I have always found that comparison to be flawed. It is true that the UK and Japan both suffered massive bubbles caused by loose monetary policy (in Japan’s case, this was due to the disastrous Plazza Accords of 1985, which devalued the dollar against the yen by 51 per cent, triggering a bubble-creating response by the Japanese monetary authorities).

So of course there are parallels, not least declining property prices and excessive debt. But then these are true of all countries that undergo a credit bubble. There is more to the Japanese disaster than merely years of weak growth and declining asset prices.

Standard Chartered’s chief economist Gerard Lyons has a useful way of looking at Japan’s crisis. He calls it the five Ds: debt, deflation, deindustrialisation, the need for deregulation and demographics. There are similarities with what we see in the UK and the West, but also major differences.

In some ways, our crisis is worse than Japan’s. It ran current account surpluses and was able to fund its massive debt bubble by tapping into its domestic resources. This is not the case in the US, UK or Eurozone periphery, which rely on external funding. Japan’s population always saved a lot and was able to dip into its cash pile when the bubble imploded. Unfortunately, people in the UK have huge personal debts and low savings, which will make the crisis far tougher to endure and get out of.

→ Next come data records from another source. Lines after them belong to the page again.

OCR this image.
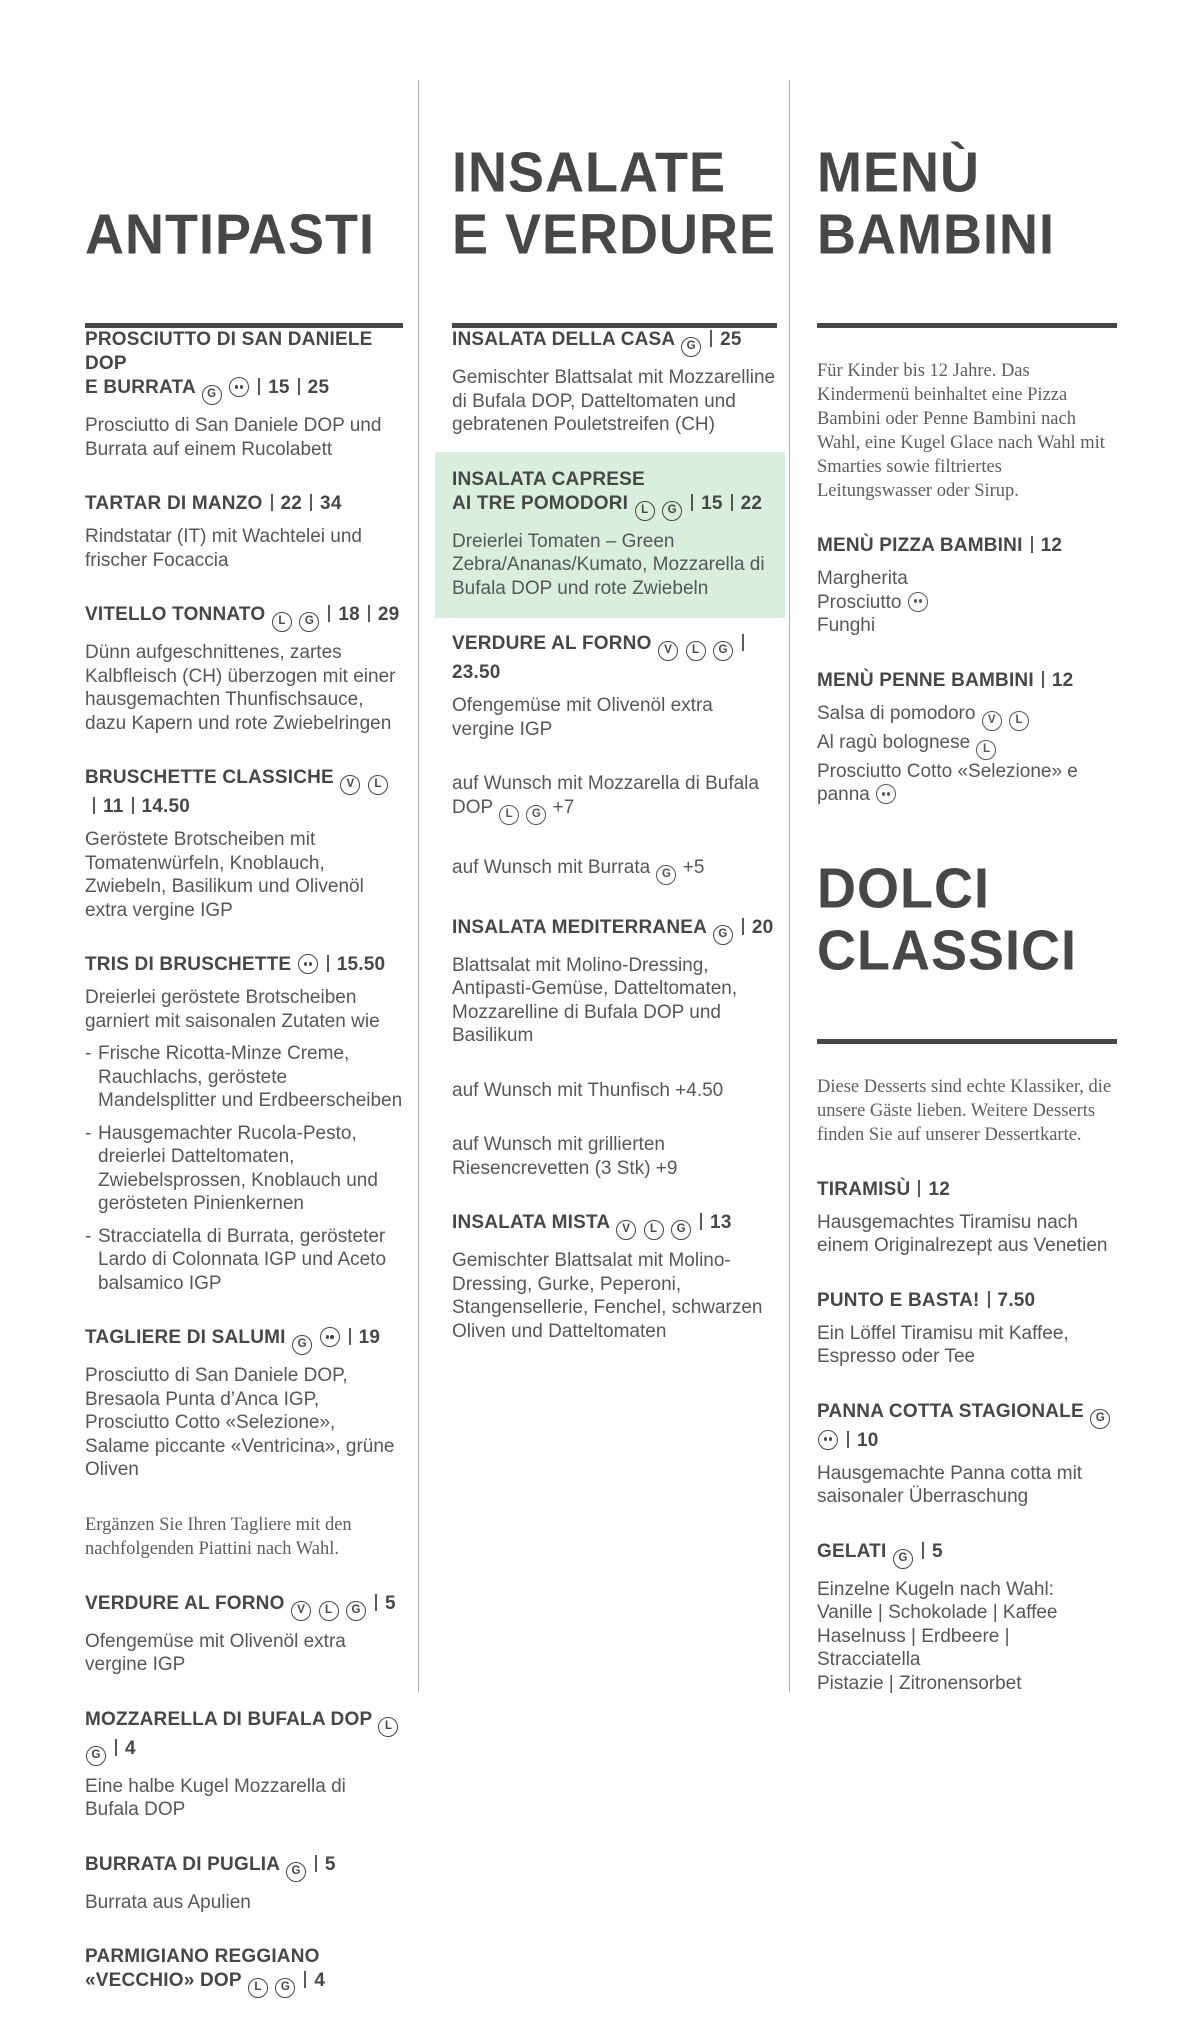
ANTIPASTI
PROSCIUTTO DI SAN DANIELE DOP
E BURRATA G	15 25

Prosciutto di San Daniele DOP und Burrata auf einem Rucolabett

TARTAR DI MANZO 22 34

Rindstatar (IT) mit Wachtelei und frischer Focaccia

VITELLO TONNATO L G 18 29

Dünn aufgeschnittenes, zartes Kalbfleisch (CH) überzogen mit einer hausgemachten Thunfischsauce, dazu Kapern und rote Zwiebelringen

BRUSCHETTE CLASSICHE V L11 14.50

Geröstete Brotscheiben mit Tomatenwürfeln, Knoblauch, Zwiebeln, Basilikum und Olivenöl extra vergine IGP

TRIS DI BRUSCHETTE
15.50

Dreierlei geröstete Brotscheiben garniert mit saisonalen Zutaten wie

- Frische Ricotta-Minze Creme, Rauchlachs, geröstete Mandelsplitter und Erdbeerscheiben

- Hausgemachter Rucola-Pesto, dreierlei Datteltomaten, Zwiebelsprossen, Knoblauch und gerösteten Pinienkernen

- Stracciatella di Burrata, gerösteter Lardo di Colonnata IGP und Aceto balsamico IGP

TAGLIERE DI SALUMI G	19

Prosciutto di San Daniele DOP, Bresaola Punta d’Anca IGP, Prosciutto Cotto «Selezione», Salame piccante «Ventricina», grüne Oliven

Ergänzen Sie Ihren Tagliere mit den nachfolgenden Piattini nach Wahl.

VERDURE AL FORNO V L G 5

Ofengemüse mit Olivenöl extra vergine IGP

MOZZARELLA DI BUFALA DOP L G 4

Eine halbe Kugel Mozzarella di Bufala DOP

BURRATA DI PUGLIA G 5

Burrata aus Apulien

PARMIGIANO REGGIANO
«VECCHIO» DOP L G 4
INSALATE
E VERDURE
INSALATA DELLA CASA G 25

Gemischter Blattsalat mit Mozzarelline di Bufala DOP, Datteltomaten und gebratenen Pouletstreifen (CH)

INSALATA CAPRESE
AI TRE POMODORI L G 15 22

Dreierlei Tomaten – Green Zebra/Ananas/Kumato, Mozzarella di Bufala DOP und rote Zwiebeln

VERDURE AL FORNO V L G23.50

Ofengemüse mit Olivenöl extra vergine IGP

auf Wunsch mit Mozzarella di Bufala DOP L G +7

auf Wunsch mit Burrata G +5

INSALATA MEDITERRANEA G 20

Blattsalat mit Molino-Dressing, Antipasti-Gemüse, Datteltomaten, Mozzarelline di Bufala DOP und Basilikum

auf Wunsch mit Thunfisch +4.50

auf Wunsch mit grillierten Riesencrevetten (3 Stk) +9

INSALATA MISTA V L G 13

Gemischter Blattsalat mit Molino-Dressing, Gurke, Peperoni, Stangensellerie, Fenchel, schwarzen Oliven und Datteltomaten

MENÙ
BAMBINI

Für Kinder bis 12 Jahre. Das Kindermenü beinhaltet eine Pizza Bambini oder Penne Bambini nach Wahl, eine Kugel Glace nach Wahl mit Smarties sowie filtriertes Leitungswasser oder Sirup.

MENÙ PIZZA BAMBINI 12

Margherita

Prosciutto

Funghi

MENÙ PENNE BAMBINI 12

Salsa di pomodoro V L

Al ragù bolognese L

Prosciutto Cotto «Selezione» e panna

DOLCI
CLASSICI

Diese Desserts sind echte Klassiker, die unsere Gäste lieben. Weitere Desserts finden Sie auf unserer Dessertkarte.

TIRAMISÙ 12

Hausgemachtes Tiramisu nach einem Originalrezept aus Venetien

PUNTO E BASTA! 7.50

Ein Löffel Tiramisu mit Kaffee, Espresso oder Tee

PANNA COTTA STAGIONALE G
10

Hausgemachte Panna cotta mit saisonaler Überraschung

GELATI G 5

Einzelne Kugeln nach Wahl:

Vanille | Schokolade | Kaffee

Haselnuss | Erdbeere | Stracciatella

Pistazie | Zitronensorbet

One area of similarity is that the West faces deindustrialisation, as Japan did. Japan was very much a cartelised, corporatist economy post-second world war; it took years to realise that it needed to reform and even now that process isn’t complete. The West is less bad but also needs radical structural reforms.

In other ways, the West’s problems are much less pronounced. Deflation was Japan’s biggest problem. Its stock market is still at a fraction of the 1989 peak. Land prices peaked in 1991 and took until 2006 to stop falling, triggering horrendous collateral and bad loan problems for banks (which themselves were badly managed and which took years to fully acknowledge and cleanse themselves of their losses). While residential property prices have further to fall in the UK, the trough will hopefully be reached in the next couple of years, after which the situation could stabilise. The big difference in Japan is that consumer prices also fell year after year, increasing the real value of debt. The problem in the UK at the moment is the very opposite: consumer price inflation that remains cripplingly high, depressing demand. This is the biggest difference and why it is incorrect to say that the UK is another Japan. Demography was also a more urgent problem in Japan than it is in the UK and US, which are seeing large inflows of migrants. But both countries will face large age-related liabilities unless they reform their public sectors. Tough times.